4.4.1.Manually cleaning data - quanganh2001/Google-Data-Analytics-Professional-Certificate-Coursera GitHub Wiki
Data-cleaning verification: A checklist
This reading will give you a checklist of common problems you can refer to when doing your data cleaning verification, no matter what tool you are using. When it comes to data cleaning verification, there is no one-size-fits-all approach or a single checklist that can be universally applied to all projects. Each project has its own organization and data requirements that lead to a unique list of things to run through for verification.
Keep in mind, as you receive more data or a better understanding of the project goal(s), you might want to revisit some or all of these steps.
Correct the most common problems
Make sure you identified the most common problems and corrected them, including:
- Sources of errors: Did you use the right tools and functions to find the source of the errors in your dataset?
- Null data: Did you search for NULLs using conditional formatting and filters?
- Misspelled words: Did you locate all misspellings?
- Mistyped numbers: Did you double-check that your numeric data has been entered correctly?
- Extra spaces and characters: Did you remove any extra spaces or characters using the TRIM function?
- Duplicates: Did you remove duplicates in spreadsheets using the Remove Duplicates function or DISTINCT in SQL?
- Mismatched data types: Did you check that numeric, date, and string data are typecast correctly?
- Messy (inconsistent) strings: Did you make sure that all of your strings are consistent and meaningful?
- Messy (inconsistent) date formats: Did you format the dates consistently throughout your dataset?
- Misleading variable labels (columns): Did you name your columns meaningfully?
- Truncated data: Did you check for truncated or missing data that needs correction?
- Business Logic: Did you check that the data makes sense given your knowledge of the business?
Review the goal of your project
Once you have finished these data cleaning tasks, it is a good idea to review the goal of your project and confirm that your data is still aligned with that goal. This is a continuous process that you will do throughout your project-- but here are three steps you can keep in mind while thinking about this:
- Confirm the business problem
- Confirm the goal of the project
- Verify that data can solve the problem and is aligned to the goal
Test your knowledge on manual data cleaning
Question 1
Making sure data is properly verified is an important part of the data-cleaning process. Which of the following tasks are involved in this verification? Select all that apply.

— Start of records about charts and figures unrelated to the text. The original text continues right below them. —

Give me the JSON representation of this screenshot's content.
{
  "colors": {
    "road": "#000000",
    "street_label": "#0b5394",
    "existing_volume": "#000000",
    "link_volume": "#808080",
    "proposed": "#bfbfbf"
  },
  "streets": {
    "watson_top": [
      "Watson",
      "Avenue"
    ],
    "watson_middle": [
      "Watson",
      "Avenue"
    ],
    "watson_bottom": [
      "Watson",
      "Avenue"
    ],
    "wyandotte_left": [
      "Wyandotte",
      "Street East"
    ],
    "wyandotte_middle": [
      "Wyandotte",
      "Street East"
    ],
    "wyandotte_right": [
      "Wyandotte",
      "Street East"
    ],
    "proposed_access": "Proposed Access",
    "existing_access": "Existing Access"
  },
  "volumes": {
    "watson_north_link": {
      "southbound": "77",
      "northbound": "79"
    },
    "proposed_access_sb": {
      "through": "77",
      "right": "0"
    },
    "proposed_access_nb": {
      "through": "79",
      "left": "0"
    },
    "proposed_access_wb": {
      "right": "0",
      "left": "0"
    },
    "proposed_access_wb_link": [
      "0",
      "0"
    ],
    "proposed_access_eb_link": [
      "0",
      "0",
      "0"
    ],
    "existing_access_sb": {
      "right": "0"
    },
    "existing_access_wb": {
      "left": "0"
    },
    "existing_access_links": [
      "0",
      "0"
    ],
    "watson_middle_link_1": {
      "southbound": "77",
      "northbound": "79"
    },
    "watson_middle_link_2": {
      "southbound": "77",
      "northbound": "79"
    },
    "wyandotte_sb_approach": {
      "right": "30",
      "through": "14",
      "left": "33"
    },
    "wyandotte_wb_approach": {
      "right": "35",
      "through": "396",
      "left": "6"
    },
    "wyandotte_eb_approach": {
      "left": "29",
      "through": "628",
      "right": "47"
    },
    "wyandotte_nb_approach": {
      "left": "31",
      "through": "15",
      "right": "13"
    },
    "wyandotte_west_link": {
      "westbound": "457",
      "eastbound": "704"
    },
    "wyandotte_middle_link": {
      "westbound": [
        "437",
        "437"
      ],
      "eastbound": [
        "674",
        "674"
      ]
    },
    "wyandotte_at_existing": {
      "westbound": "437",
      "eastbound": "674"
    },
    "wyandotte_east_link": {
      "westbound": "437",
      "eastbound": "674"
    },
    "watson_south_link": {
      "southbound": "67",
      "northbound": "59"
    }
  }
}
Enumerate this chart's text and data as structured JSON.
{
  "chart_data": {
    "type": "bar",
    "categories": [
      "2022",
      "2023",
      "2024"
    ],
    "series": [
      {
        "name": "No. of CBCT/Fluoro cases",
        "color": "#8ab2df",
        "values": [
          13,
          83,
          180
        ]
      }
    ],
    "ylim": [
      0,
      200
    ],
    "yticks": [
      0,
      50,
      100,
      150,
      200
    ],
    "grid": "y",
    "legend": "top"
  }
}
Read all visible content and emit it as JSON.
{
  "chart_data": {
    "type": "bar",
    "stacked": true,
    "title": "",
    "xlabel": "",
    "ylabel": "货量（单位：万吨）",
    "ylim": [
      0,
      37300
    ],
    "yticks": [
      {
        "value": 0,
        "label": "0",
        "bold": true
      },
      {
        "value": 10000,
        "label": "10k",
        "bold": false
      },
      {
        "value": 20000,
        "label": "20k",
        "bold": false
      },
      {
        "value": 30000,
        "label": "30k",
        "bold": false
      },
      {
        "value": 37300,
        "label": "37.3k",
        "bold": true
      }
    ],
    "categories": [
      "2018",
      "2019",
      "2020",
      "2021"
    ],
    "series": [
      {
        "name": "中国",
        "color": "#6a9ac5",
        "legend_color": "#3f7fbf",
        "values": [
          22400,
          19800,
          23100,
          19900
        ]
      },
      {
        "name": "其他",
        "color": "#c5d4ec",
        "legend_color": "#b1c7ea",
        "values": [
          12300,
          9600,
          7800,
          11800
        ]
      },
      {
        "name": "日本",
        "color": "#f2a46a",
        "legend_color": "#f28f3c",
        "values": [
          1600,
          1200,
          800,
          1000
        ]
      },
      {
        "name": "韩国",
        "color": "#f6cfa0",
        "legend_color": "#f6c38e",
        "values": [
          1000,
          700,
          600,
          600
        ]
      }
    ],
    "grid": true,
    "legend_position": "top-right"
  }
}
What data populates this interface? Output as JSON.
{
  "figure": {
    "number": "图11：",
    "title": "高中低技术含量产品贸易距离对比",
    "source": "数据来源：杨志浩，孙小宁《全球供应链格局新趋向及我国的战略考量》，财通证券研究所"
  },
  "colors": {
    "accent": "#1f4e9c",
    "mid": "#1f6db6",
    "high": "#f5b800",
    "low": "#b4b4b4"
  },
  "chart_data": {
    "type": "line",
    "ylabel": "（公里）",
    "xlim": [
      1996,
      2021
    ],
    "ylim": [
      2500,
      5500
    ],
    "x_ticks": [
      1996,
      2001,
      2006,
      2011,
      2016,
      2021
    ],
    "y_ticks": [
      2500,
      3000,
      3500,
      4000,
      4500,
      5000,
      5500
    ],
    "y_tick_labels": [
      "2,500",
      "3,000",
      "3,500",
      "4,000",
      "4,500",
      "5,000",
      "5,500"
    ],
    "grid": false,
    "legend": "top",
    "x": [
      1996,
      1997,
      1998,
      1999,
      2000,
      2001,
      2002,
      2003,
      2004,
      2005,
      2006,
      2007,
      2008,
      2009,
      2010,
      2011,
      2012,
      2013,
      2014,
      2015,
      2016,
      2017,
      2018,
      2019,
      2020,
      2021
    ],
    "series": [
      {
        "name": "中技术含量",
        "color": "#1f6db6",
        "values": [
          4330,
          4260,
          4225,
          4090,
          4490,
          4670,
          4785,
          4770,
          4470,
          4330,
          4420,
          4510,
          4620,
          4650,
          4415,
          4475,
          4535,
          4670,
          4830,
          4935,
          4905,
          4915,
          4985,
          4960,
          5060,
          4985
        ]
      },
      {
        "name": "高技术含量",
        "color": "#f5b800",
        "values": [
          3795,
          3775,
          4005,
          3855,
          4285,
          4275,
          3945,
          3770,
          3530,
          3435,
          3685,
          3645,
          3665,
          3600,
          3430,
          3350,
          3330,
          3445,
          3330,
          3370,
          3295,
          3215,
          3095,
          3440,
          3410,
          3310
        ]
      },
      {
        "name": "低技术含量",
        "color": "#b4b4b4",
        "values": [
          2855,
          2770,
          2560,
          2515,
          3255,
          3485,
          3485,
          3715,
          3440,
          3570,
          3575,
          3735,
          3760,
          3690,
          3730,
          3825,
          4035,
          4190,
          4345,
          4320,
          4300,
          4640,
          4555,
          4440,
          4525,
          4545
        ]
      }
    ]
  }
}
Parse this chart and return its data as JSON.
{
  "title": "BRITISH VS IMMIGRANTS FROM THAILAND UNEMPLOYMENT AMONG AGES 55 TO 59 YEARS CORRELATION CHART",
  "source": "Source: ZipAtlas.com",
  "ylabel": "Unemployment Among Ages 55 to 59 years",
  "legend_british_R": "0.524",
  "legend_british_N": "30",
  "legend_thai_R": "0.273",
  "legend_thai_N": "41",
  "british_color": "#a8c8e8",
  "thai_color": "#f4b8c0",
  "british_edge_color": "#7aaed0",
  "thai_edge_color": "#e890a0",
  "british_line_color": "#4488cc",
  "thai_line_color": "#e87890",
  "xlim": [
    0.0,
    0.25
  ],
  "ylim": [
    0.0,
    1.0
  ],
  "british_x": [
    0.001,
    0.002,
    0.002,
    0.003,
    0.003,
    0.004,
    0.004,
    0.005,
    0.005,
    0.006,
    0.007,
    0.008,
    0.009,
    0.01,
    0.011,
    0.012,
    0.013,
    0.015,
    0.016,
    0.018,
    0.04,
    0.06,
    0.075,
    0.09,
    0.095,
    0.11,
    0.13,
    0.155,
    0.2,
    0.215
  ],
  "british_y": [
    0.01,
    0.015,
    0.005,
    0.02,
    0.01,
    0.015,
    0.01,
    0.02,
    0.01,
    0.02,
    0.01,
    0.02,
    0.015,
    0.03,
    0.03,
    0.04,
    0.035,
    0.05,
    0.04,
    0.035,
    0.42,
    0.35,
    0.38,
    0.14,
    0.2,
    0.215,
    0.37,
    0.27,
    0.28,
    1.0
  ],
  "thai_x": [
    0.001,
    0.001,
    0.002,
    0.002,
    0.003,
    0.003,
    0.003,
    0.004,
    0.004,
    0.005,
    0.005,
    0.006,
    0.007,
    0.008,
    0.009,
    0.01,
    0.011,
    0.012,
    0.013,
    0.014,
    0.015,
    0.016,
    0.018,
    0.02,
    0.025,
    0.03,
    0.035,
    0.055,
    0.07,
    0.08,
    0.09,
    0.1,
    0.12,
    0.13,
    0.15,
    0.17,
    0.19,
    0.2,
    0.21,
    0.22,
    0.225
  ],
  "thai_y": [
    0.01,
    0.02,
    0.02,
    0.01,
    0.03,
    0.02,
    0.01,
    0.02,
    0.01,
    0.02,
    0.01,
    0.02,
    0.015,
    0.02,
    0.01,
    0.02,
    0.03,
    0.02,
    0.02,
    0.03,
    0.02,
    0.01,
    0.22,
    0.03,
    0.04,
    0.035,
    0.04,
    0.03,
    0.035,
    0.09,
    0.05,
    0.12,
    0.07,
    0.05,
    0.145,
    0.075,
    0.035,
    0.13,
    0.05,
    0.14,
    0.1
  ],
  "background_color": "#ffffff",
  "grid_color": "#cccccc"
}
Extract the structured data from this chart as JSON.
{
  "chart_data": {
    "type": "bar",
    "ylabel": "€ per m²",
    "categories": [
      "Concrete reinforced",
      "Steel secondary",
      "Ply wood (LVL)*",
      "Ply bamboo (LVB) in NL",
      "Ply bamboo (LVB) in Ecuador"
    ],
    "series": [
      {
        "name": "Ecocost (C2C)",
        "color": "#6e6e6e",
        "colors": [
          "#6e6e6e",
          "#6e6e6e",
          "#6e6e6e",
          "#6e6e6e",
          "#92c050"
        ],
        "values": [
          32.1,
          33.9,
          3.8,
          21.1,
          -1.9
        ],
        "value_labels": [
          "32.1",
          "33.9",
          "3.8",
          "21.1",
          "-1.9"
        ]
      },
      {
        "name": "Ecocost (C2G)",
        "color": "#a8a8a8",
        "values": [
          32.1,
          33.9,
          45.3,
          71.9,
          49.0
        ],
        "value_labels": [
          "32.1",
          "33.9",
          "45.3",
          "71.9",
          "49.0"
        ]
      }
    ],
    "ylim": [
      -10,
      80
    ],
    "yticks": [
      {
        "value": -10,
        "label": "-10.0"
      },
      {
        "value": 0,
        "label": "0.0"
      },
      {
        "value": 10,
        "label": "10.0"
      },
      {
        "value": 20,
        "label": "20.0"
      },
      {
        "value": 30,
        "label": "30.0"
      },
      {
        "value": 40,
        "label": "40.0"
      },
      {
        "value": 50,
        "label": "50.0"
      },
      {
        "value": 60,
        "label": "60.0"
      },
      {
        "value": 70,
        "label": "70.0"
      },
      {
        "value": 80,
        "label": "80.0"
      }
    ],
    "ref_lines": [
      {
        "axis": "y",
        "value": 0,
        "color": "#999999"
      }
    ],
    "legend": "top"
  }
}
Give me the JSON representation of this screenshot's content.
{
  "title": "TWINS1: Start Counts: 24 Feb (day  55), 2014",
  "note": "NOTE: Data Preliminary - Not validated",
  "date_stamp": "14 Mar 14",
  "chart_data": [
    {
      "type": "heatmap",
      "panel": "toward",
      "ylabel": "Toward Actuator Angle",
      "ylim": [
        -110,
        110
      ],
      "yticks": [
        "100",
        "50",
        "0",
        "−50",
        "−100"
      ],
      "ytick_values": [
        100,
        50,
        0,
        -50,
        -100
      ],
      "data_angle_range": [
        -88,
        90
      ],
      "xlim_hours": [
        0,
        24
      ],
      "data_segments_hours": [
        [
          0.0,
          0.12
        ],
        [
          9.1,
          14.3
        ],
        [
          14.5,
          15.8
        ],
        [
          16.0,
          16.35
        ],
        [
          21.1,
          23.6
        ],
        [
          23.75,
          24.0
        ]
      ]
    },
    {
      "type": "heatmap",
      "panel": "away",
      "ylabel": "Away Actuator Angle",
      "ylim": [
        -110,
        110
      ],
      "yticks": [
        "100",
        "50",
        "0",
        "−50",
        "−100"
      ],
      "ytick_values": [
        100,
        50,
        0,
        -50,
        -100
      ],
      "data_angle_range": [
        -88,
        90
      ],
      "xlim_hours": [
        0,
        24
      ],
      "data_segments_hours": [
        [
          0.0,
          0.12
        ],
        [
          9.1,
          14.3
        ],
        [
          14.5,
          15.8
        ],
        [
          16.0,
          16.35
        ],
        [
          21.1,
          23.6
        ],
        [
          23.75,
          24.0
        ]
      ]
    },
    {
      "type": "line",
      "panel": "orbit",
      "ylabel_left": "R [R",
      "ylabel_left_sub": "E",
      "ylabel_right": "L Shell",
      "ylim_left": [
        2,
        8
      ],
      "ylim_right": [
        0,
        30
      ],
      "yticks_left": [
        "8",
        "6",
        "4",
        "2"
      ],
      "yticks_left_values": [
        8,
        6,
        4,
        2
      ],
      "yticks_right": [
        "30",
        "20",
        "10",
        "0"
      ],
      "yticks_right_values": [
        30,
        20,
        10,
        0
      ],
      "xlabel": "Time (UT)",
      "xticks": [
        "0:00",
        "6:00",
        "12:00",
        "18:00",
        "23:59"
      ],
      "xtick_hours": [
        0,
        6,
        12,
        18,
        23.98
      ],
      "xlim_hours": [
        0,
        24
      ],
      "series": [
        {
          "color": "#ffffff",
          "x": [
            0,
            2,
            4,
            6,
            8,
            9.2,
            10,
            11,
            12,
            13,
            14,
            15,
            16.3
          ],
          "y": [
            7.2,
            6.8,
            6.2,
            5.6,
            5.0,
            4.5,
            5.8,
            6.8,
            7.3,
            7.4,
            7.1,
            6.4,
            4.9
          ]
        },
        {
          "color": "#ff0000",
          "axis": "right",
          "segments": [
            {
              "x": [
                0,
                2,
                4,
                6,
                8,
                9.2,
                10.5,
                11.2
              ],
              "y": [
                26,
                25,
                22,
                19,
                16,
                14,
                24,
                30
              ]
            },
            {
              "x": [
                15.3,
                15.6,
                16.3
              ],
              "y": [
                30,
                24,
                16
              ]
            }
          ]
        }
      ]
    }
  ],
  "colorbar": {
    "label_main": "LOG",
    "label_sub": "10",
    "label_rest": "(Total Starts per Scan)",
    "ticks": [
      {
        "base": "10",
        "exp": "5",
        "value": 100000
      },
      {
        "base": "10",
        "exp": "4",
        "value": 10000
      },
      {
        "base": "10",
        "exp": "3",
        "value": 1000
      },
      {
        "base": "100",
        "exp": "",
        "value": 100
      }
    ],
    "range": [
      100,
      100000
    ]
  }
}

- Rechecking the data-cleaning effort
- Asking stakeholders to check and confirm the data is clean
- Considering whether the data is credible and appropriate for the project
- Manually fixing any errors found in the data
Explain: The verification process confirms that data cleaning was well executed and the resulting data is accurate and reliable. To verify data, analysts recheck the data-cleaning effort, manually fix errors in the data, and consider whether the data is credible and appropriate for the project.
Question 2
Fill in the blank: To count the total number of spreadsheet values within a specified range, a data analyst uses the _____ function.
A. WHOLE
B. SUM
C. TOTAL
D. COUNTA
To count the total number of spreadsheet values within a specified range, a data analyst uses the COUNTA function.
Question 3
A data analyst is cleaning a dataset with inconsistent formats and repeated cases. They use the TRIM function to remove extra spaces from string variables. What other tools can they use for data cleaning? Select all that apply.
- Protect sheet
- Import data
- Find and replace
- Remove duplicates
Explain: The analyst can use TRIM, remove duplicates, and find and replace for data cleaning.
Question 4
To correct a typo in a database column, where should you insert a CASE statement in a query?
A. As an ORDER BY clause
B. As a GROUP BY clause
C. As a FROM clause
D. As a SELECT clause
The correct answer is D. As a SELECT clause. Explain: You should add a CASE statement as a SELECT clause. A CASE statement goes through one or more conditions and returns a value as soon as a condition is met. The typo would be a condition and the correction would be the returned value for the condition.